Arlette Fouchard pushed past me into my apartment. “Bernardine has been telling me your troubles.”
“Bernie thinks I’m made out titanium, not flesh and bone. She wants me to be something non-human. She and everyone else.” Clients, friends, strangers who contacted me online, either wanting to know how to protect their trans children, or vilifying me for brain-washing a boy into thinking he was a girl. The language was terrifying in its ferocity.
“Bernardine is not subtle or tactful,” Arlette said, “but she understands you better than you are able to believe.”
She moved into my kitchen and began washing the dishes I’d let stack up on the table and in the sink. I watched in irritation, but finally dug a clean towel from a drawer and dried the plates and put them away.
“Victoria, it’s true that people depend on you, and that is a burden for you right now,” she said when the last pot was scrubbed shiny. “I’m not here to persuade you otherwise. You witnessed something beyond bearing, a man murdering his own child. It is – is – accablant – something that can make the strongest person deranged.

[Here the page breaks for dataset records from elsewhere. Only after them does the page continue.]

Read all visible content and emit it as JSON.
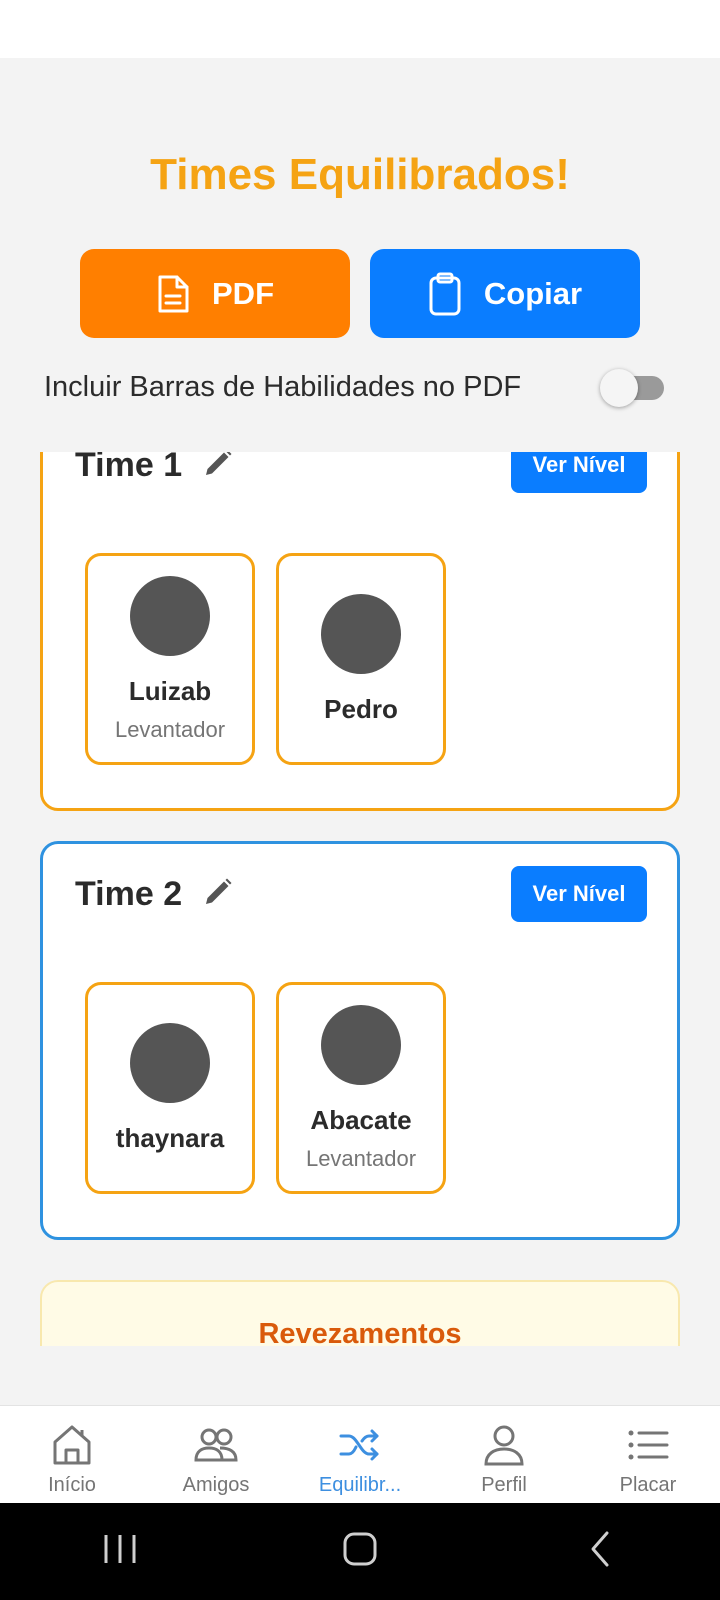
{
  "header": {
    "title": "Times Equilibrados!"
  },
  "actions": {
    "pdf_label": "PDF",
    "copy_label": "Copiar",
    "pdf_icon": "document-icon",
    "copy_icon": "clipboard-icon"
  },
  "toggle": {
    "label": "Incluir Barras de Habilidades no PDF",
    "checked": false
  },
  "teams": [
    {
      "name": "Time 1",
      "button_label": "Ver Nível",
      "border_color": "#f5a313",
      "players": [
        {
          "name": "Luizab",
          "role": "Levantador"
        },
        {
          "name": "Pedro",
          "role": ""
        }
      ]
    },
    {
      "name": "Time 2",
      "button_label": "Ver Nível",
      "border_color": "#2e92e0",
      "players": [
        {
          "name": "thaynara",
          "role": ""
        },
        {
          "name": "Abacate",
          "role": "Levantador"
        }
      ]
    }
  ],
  "revezamentos": {
    "title": "Revezamentos"
  },
  "bottom_nav": {
    "items": [
      {
        "label": "Início",
        "icon": "home-icon"
      },
      {
        "label": "Amigos",
        "icon": "friends-icon"
      },
      {
        "label": "Equilibr...",
        "icon": "shuffle-icon",
        "active": true
      },
      {
        "label": "Perfil",
        "icon": "profile-icon"
      },
      {
        "label": "Placar",
        "icon": "list-icon"
      }
    ]
  },
  "colors": {
    "accent_orange": "#ff7f00",
    "title_yellow": "#f5a313",
    "primary_blue": "#0a7dff",
    "active_nav": "#3d8fe0"
  }
}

“I’m here to speak to you. Not for your clients or your friends, but concerning what you need for your own nurture. If you don’t have money, you need to work, ne c’est pas? But if detecting work no longer nourishes you, then find new work. You need to stay in motion, though, unless you wish to become an opera heroine, some Juliette or Aida, locked in a tomb and dying out of martyrdom.”

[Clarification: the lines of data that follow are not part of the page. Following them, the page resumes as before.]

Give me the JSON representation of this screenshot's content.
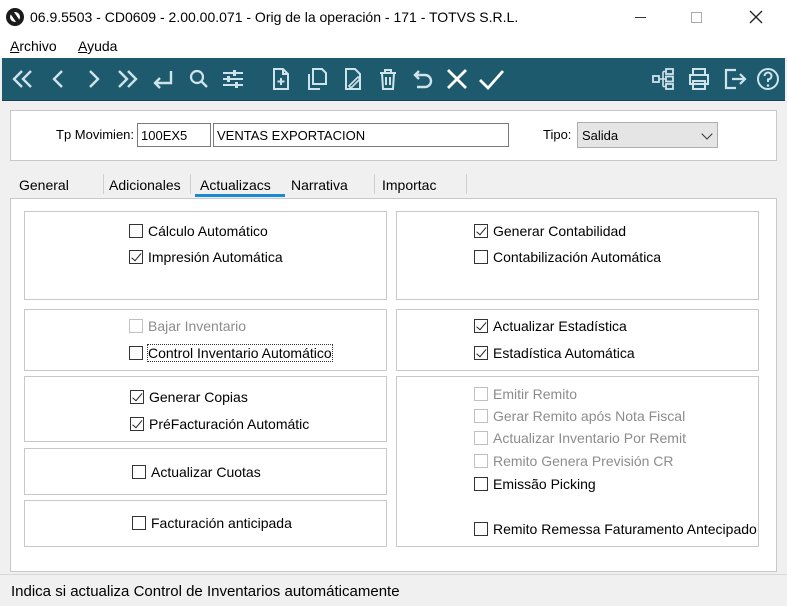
{
  "window": {
    "title": "06.9.5503 - CD0609 - 2.00.00.071 - Orig de la operación - 171 - TOTVS S.R.L."
  },
  "menu": {
    "archivo": {
      "underline": "A",
      "rest": "rchivo"
    },
    "ayuda": {
      "underline": "A",
      "rest": "yuda"
    }
  },
  "toolbar_icons": [
    "first-record-icon",
    "previous-record-icon",
    "next-record-icon",
    "last-record-icon",
    "return-icon",
    "search-icon",
    "filter-icon",
    "new-document-icon",
    "copy-icon",
    "edit-icon",
    "delete-icon",
    "undo-icon",
    "cancel-icon",
    "confirm-icon",
    "hierarchy-icon",
    "print-icon",
    "exit-icon",
    "help-icon"
  ],
  "header": {
    "tp_movimiento_label": "Tp Movimien:",
    "tp_movimiento_code": "100EX5",
    "tp_movimiento_desc": "VENTAS EXPORTACION",
    "tipo_label": "Tipo:",
    "tipo_value": "Salida"
  },
  "tabs": {
    "general": "General",
    "adicionales": "Adicionales",
    "actualizacs": "Actualizacs",
    "narrativa": "Narrativa",
    "importac": "Importac"
  },
  "left": {
    "calculo_automatico": "Cálculo Automático",
    "impresion_automatica": "Impresión Automática",
    "bajar_inventario": "Bajar Inventario",
    "control_inventario_automatico": "Control Inventario Automático",
    "generar_copias": "Generar Copias",
    "prefacturacion_automatic": "PréFacturación Automátic",
    "actualizar_cuotas": "Actualizar Cuotas",
    "facturacion_anticipada": "Facturación anticipada"
  },
  "right": {
    "generar_contabilidad": "Generar Contabilidad",
    "contabilizacion_automatica": "Contabilización Automática",
    "actualizar_estadistica": "Actualizar Estadística",
    "estadistica_automatica": "Estadística Automática",
    "emitir_remito": "Emitir Remito",
    "gerar_remito_apos_nota_fiscal": "Gerar Remito após Nota Fiscal",
    "actualizar_inventario_por_remito": "Actualizar Inventario Por Remit",
    "remito_genera_prevision_cr": "Remito Genera Previsión CR",
    "emissao_picking": "Emissão Picking",
    "remito_remessa_faturamento_antecipado": "Remito Remessa Faturamento Antecipado"
  },
  "status": {
    "message": "Indica si actualiza Control de Inventarios automáticamente"
  },
  "colors": {
    "toolbar_bg": "#1e5a6d",
    "tab_active_underline": "#1a8ad4",
    "disabled_text": "#8c8c8c"
  }
}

With the dishes done, she made tea, which I normally drink only when I’m sick. But I was sick, sick of myself, of the vileness and violence that surrounded me.
We took tea into my living room and sat on the couch, not speaking much. At length, she said, “Victoria, I only ask this of you: to be less harsh. With yourself, bien sûr, but with others as well. Most of us have been spared the horrors you saw, but these times are hard for everyone. The insults against you on Twitter, they are dreadful, but most people mean well, including my daughter. If she is maladroite, it is not out of malice. We all have seen too much of death, too much of anger from the strain of this Covid, from the strain of war and other violences, from the hastening of the death we all must face. Try not to be so severe.”
She waited a moment for my response, but I couldn’t give her one. She went into the kitchen again and put together an omelet which she brought out to me in the living room. She left when I started eating. I took the dirty dishes back to the kitchen. It seemed wrong to put them in the scrubbed and shining sink, so I washed them.
The next day I began picking up the pieces of my practice. I still felt fragile, as if I were an uncooked egg whose shell might shatter at any moment, but Arlette was right: staying in motion created a rhythm that was in itself healing. I put to one side the question of whether I wished to continue to be an investigator.
In February, Bernie told me of Angela’s impending milestone. “Vic, I know I must not badger you, but you love Angela, and it would be good for her to have you cheering.”
I hadn’t seen Angela since before the massacre, and Bernie was right. I did love her. I agreed to go, but on my own, not in the car Bernie and her friends were driving. Angela was traveling with the team, but the three other women she and Bernie lived with were all riding down together.
I drove down by myself, finding a kind of calm in the monotony of the flat farmland, the thrum of tires on the roadway. I met Bernie and her friends for a meal before the game; Angela was eating with the team. Her roommates rode with me to the fieldhouse. Now, game over, the young women’s exuberation spinning into giddiness, I was glad to leave them to their celebration. It was eight in Kansas, three in the morning in Spain. Not a time to try Peter. A time to go to an adult bar for a whisky and then to bed.